Team-based review request

It’s pretty common to have developers organized in several teams. They usually work on common features so they are well aware of what each other is doing.

It sounds pretty obvious that anyone from a particular team should have their code reviewed by a member of the same team.

pull_request_rules:
  - name: assign PR from @myteam to @myteam
    conditions:
      - author=@myteam
      - -merged
    actions:
      request_reviews:
        teams:
          - myteam

For each pull request that is authored by a member of @myteam and that is not yet merged, a request_review will be added for @myteam.

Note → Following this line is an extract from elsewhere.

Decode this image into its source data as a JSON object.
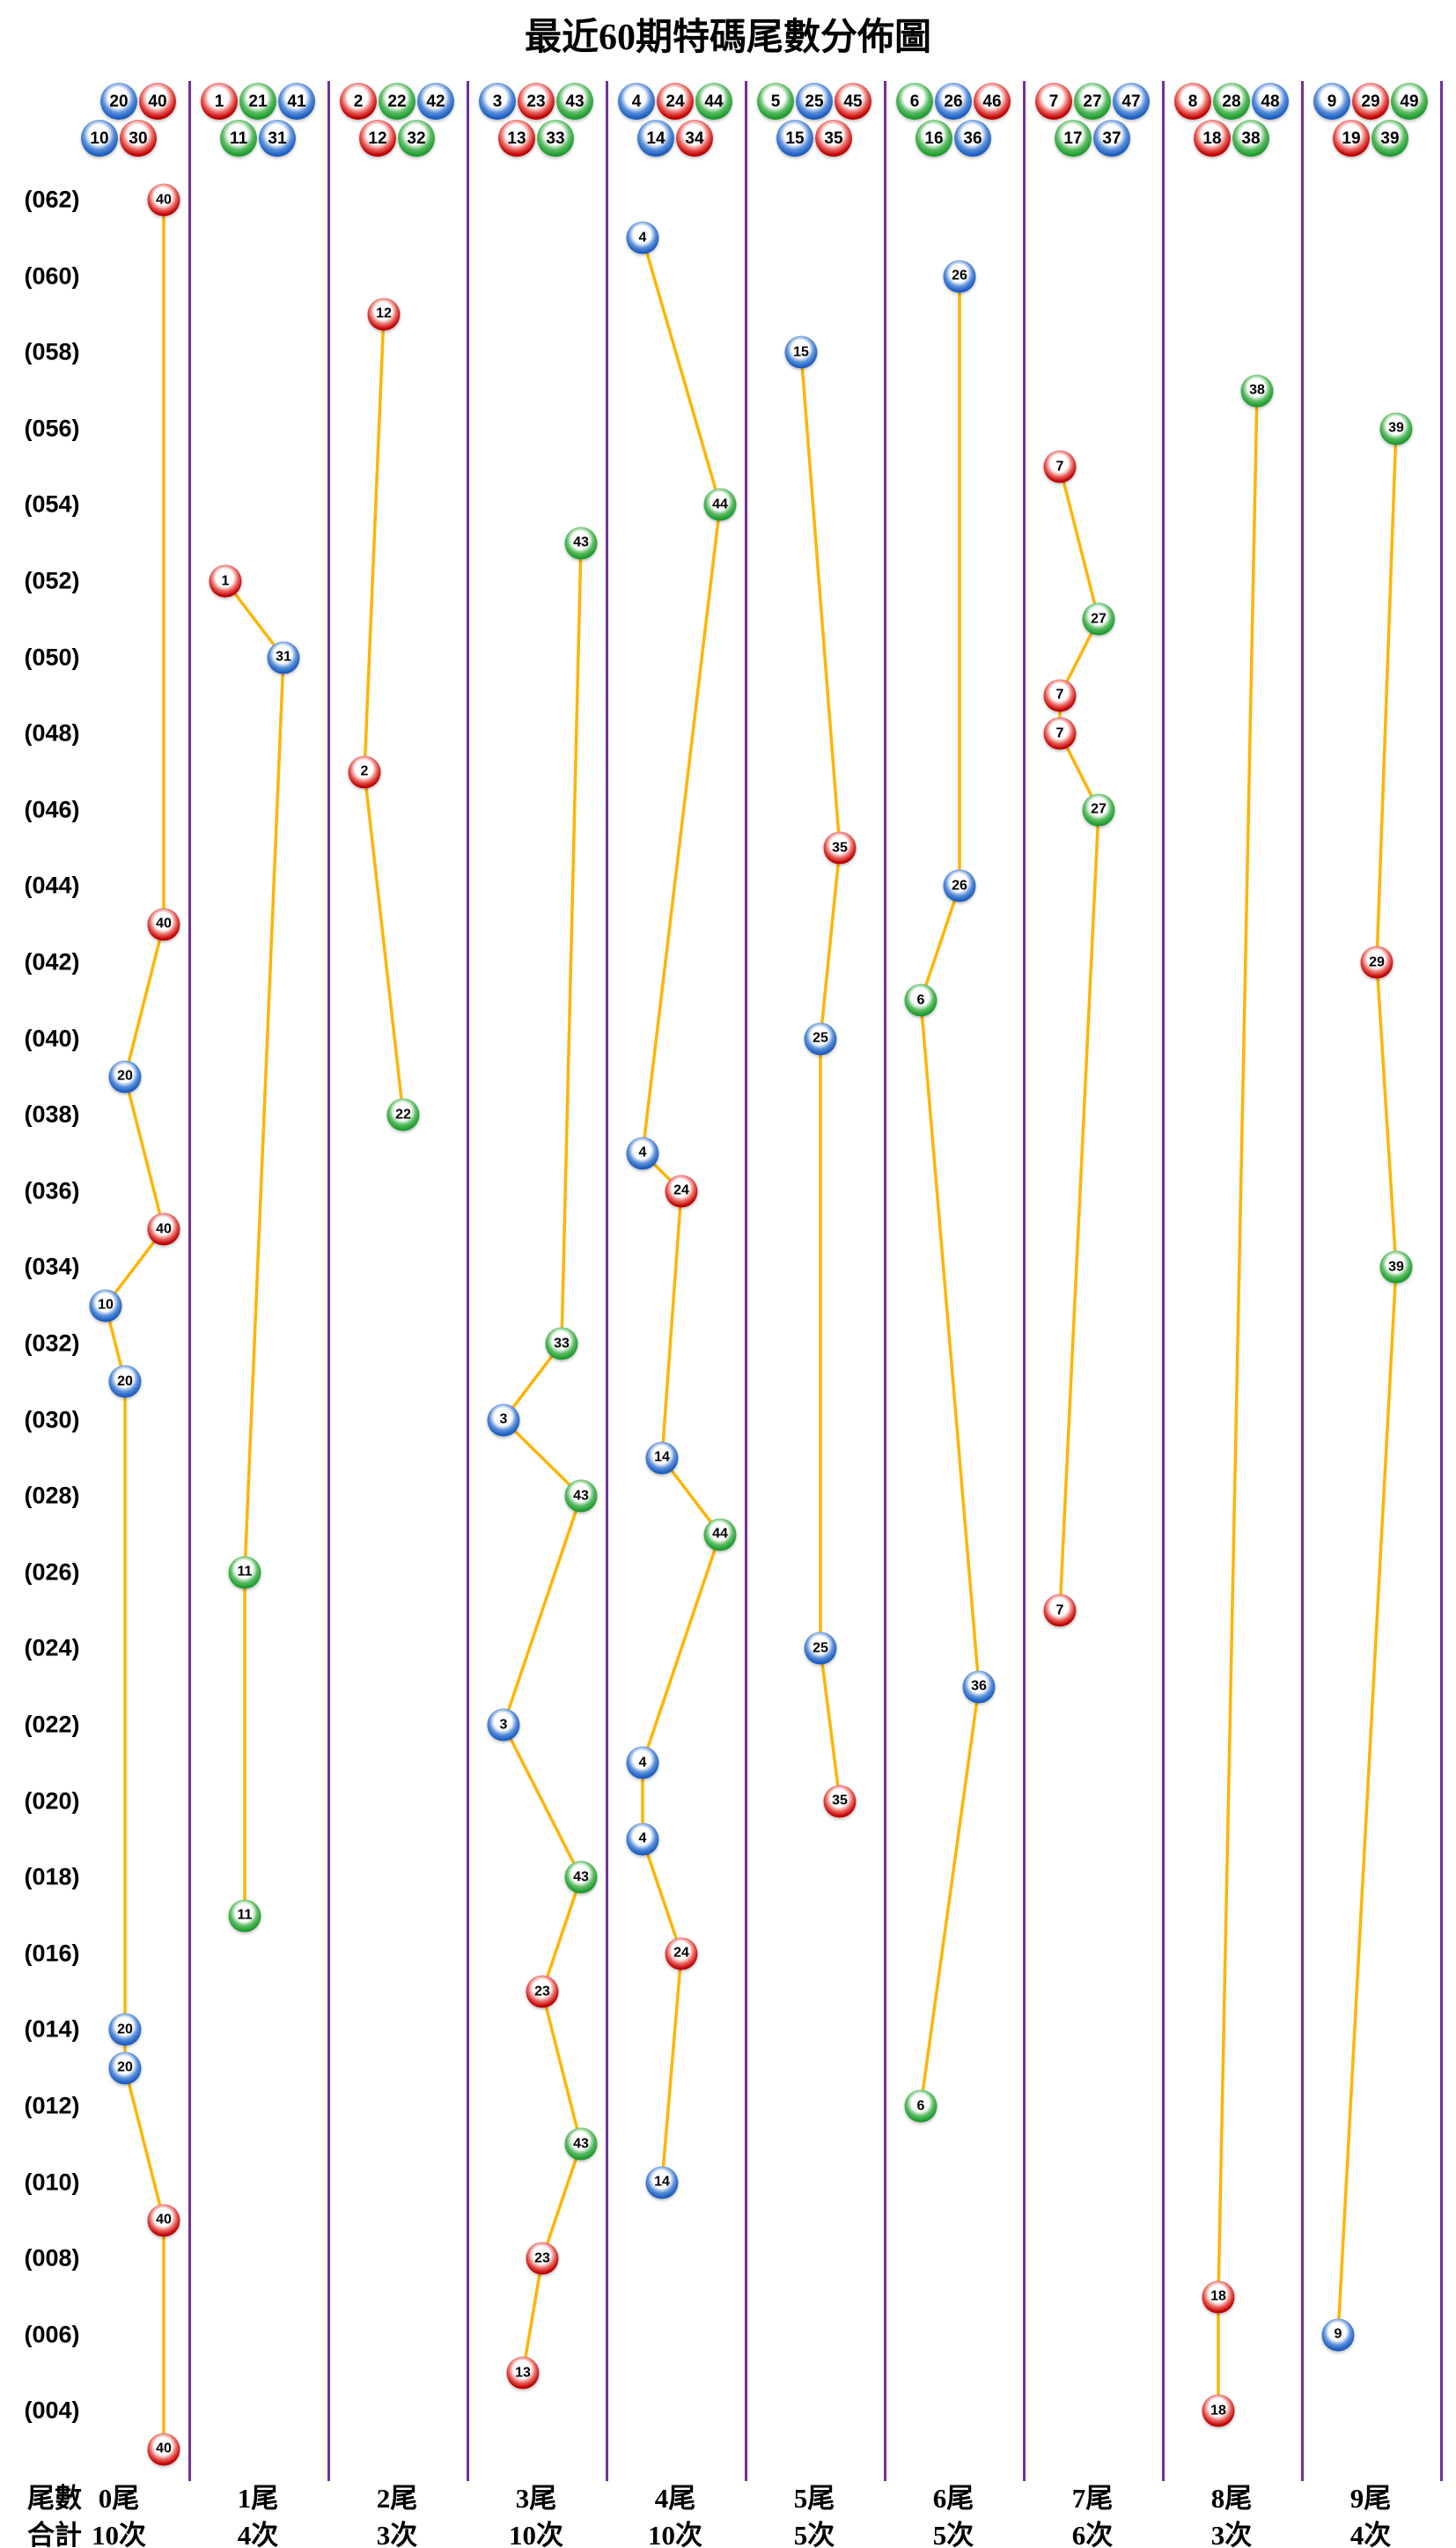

Requesting reviews with labels

It’s pretty common to use labels to categorize your pull request. You could have a label for UI changes, one for backend changes, etc. Those pull request could be assigned to different teams.

Let’s say we have a label ui in our repository that is used to identify user-interface changes. Those changes should be reviewed by the @react-ui team.

pull_request_rules:
  - name: request review from React devs
    conditions:
      - label=ui
      - label!=work-in-progress
      - -merged
      - files~=/.*\.jsx$
    actions:
      request_reviews:
        teams:
          - @react-ui

We’ve put a few more conditions in this rule. First, the pull request should be opened and have the label ui set. We also want to be sure the JSX files are modified. Finally, if the pull request has the label work-in-progress there’s no need to request a review yet, so we don’t do it.

Release management

If you use dedicated branches for release for your software, having your release manager reviewing for stable branches might be interesting. You could write a rule like:

pull_request_rules
  - name: ask RM to review the PR
    conditions:
      - base~=stable/.*
    actions:
      request_reviews:
        users:
          - your-release-manager-login

With such a rule, a review will be requested each time a pull request is opened against a branch under the stable/ namespace.

There are plenty more workflows that you could implement with Mergify. We’ve added a few in our documentation examples section. Feel free to suggest more ideas!